Decreto Dignità: associazioni e imprese si mobilitano

ROMA - Una vera e propria selva oscura, ma senza Dante Alighieri e senza dritte via. Una selva fatta di burocrazia e regolamenti, di leggi e commi, di scappatoie legali e distinguo. È quanto hanno messo in campo le amministrazioni locali, dal livello regionale fino a quello comunale, per regolamentare il più possibile il mondo del gioco dopo l’operatività del Decreto Dignità. La manovra che ha cambiato il mondo del gambling italiano, nonostante questa sia una delle principali voci del bilancio statale, terza per entrate in Italia e con un gettito di circa 10 miliardi annui.

Una invasività normativa che, a onor del vero, non è neppure legittima, visto che la regolamentazione del gioco d’azzardo, come si legge nell’articolo 117 della Costituzione, spetta in via esclusiva alla legislazione statale. Gli enti locali quindi possono intervenire, ma con il freno a mano tirato. Il loro raggio d’azione è comunque fomentato da motivazioni valide e condivisibili, da opinioni degli esperti, dal consenso dell’opinione pubblica. Se da un lato vengono accettate molte misure, come il distanziometro, strumento di tutela soprattutto per i minori, o la limitazione oraria, diverso è il discorso sull’efficacia di un Decreto ricco di divieti. E non sono mancate, in tal senso, le retromarce e i punti interrogativi.

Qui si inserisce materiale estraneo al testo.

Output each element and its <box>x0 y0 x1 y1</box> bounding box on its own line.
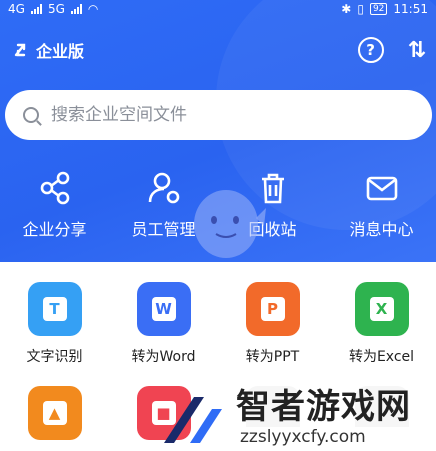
quick-action-share[interactable]: 企业分享 <box>5 170 105 240</box>
status-bar: 4G 5G ◠ ✱ ▯ 92 11:51 <box>0 0 436 18</box>
signal-icon-2 <box>70 4 82 14</box>
top-bar: 企业版 ? ⇅ <box>10 34 426 66</box>
search-bar[interactable] <box>5 90 432 140</box>
bluetooth-icon: ✱ <box>341 2 352 16</box>
help-icon[interactable]: ? <box>357 37 384 63</box>
word-icon: W <box>136 282 191 336</box>
tool-ocr[interactable]: T 文字识别 <box>5 282 105 366</box>
tool-to-excel[interactable]: X 转为Excel <box>332 282 432 366</box>
tool-image[interactable]: ▲ <box>5 386 105 440</box>
tool-row: T 文字识别 W 转为Word P 转为PPT X 转为Excel <box>0 262 436 366</box>
quick-action-messages[interactable]: 消息中心 <box>332 170 432 240</box>
search-input[interactable] <box>51 105 411 125</box>
tool-label: 文字识别 <box>26 349 83 365</box>
share-icon <box>40 171 69 205</box>
mascot-illustration <box>194 190 266 258</box>
excel-icon: X <box>354 282 409 336</box>
quick-action-label: 消息中心 <box>349 220 414 239</box>
network-label-right: 5G <box>47 2 65 16</box>
tool-to-word[interactable]: W 转为Word <box>114 282 214 366</box>
watermark-url: zzslyyxcfy.com <box>236 426 411 447</box>
employee-manage-icon <box>148 172 179 204</box>
image-icon: ▲ <box>27 386 82 440</box>
clock: 11:51 <box>393 2 428 16</box>
network-label-left: 4G <box>8 2 25 16</box>
battery-icon: 92 <box>369 3 388 15</box>
quick-action-label: 企业分享 <box>22 220 87 239</box>
tool-label: 转为Word <box>131 349 196 365</box>
signal-icon <box>30 4 42 14</box>
brand-label: 企业版 <box>36 42 85 61</box>
watermark-logo-icon <box>164 396 222 443</box>
ppt-icon: P <box>245 282 300 336</box>
logo-icon <box>10 39 32 61</box>
header: 4G 5G ◠ ✱ ▯ 92 11:51 企业版 ? ⇅ 企业分享 <box>0 0 436 262</box>
ocr-icon: T <box>27 282 82 336</box>
watermark-title: 智者游戏网 <box>236 386 411 427</box>
sort-icon[interactable]: ⇅ <box>408 38 426 63</box>
watermark: 智者游戏网 zzslyyxcfy.com <box>160 382 436 451</box>
search-icon <box>23 107 39 123</box>
mail-icon <box>366 176 397 201</box>
tool-label: 转为PPT <box>245 349 300 365</box>
tool-label: 转为Excel <box>348 349 415 365</box>
vibrate-icon: ▯ <box>357 2 364 16</box>
wifi-icon: ◠ <box>87 2 99 16</box>
tool-to-ppt[interactable]: P 转为PPT <box>223 282 323 366</box>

Il più grande è quello relativo all’intervento regolativo, da parte del Governo, che non è stato su scala nazionale. Un “distanziometro nazionale”, uguale e disciplinato in maniera univoca, avrebbe avuto il vantaggio di rendere più snella la procedura burocratica e legislativa adottando un criterio uniforme e facilitando la vita alle amministrazioni, agli operatori e all’utenza. Discorso a parte invece merita il nodo legato alla ludopatia. Esperti di settore e numerose ricerche hanno sottolineato la totale inutilità di leggi proibizioniste, come alcuni contenuti del Decreto Dignità, che non farebbe altro che riportare a galla il gioco illegale, portando danni economici e sociali all’utenza. Occorrerebbe invece migliorare e potenziare quei dispositivi di controllo già utilizzati dagli operatori online. Come il Limite Personale, ovvero la possibilità data ai giocatori di ridurre ulteriormente il limite di versamento standard stabilità dalla società, o l’Autosospensione, la possibilità di escludersi dal gioco e di richiedere, per un tempo determinato o illimitato, il blocco del proprio account, dispositivi adottati con successo dal casinò Gioco Digitale.

Strenua e tenace è stata la resistenza degli operatori del settore, con ricorsi legali in tribunale che hanno fatto scattare il campanello d’allarme anche alla Corte Costituzionale. È attesa a breve infatti la pronuncia in merito alle regolamentazioni regionali, che differiscono in alcuni settori dal testo del Decreto, con il rischio però di accendere ancora di più la disputa. In gioco però ci sono anche i diritti e, soprattutto gli stipendi, di oltre 150.000 addetti ai lavori, un peso che gli esperti del settore hanno da subito messo sul piatto della bilancia per dare valore e credito alle loro rivendicazioni. Intanto lo scorso 16 novembre Sistema Gioco Italia e Sindacati si sono mobilitati insieme ad altre imprese. Il loro obiettivo e fare pressione sul Governo e portarlo alla correzione di alcuni punti della legge. La parola fine all’eterna vicenda del Decreto Dignità è tutt’altro che vicina.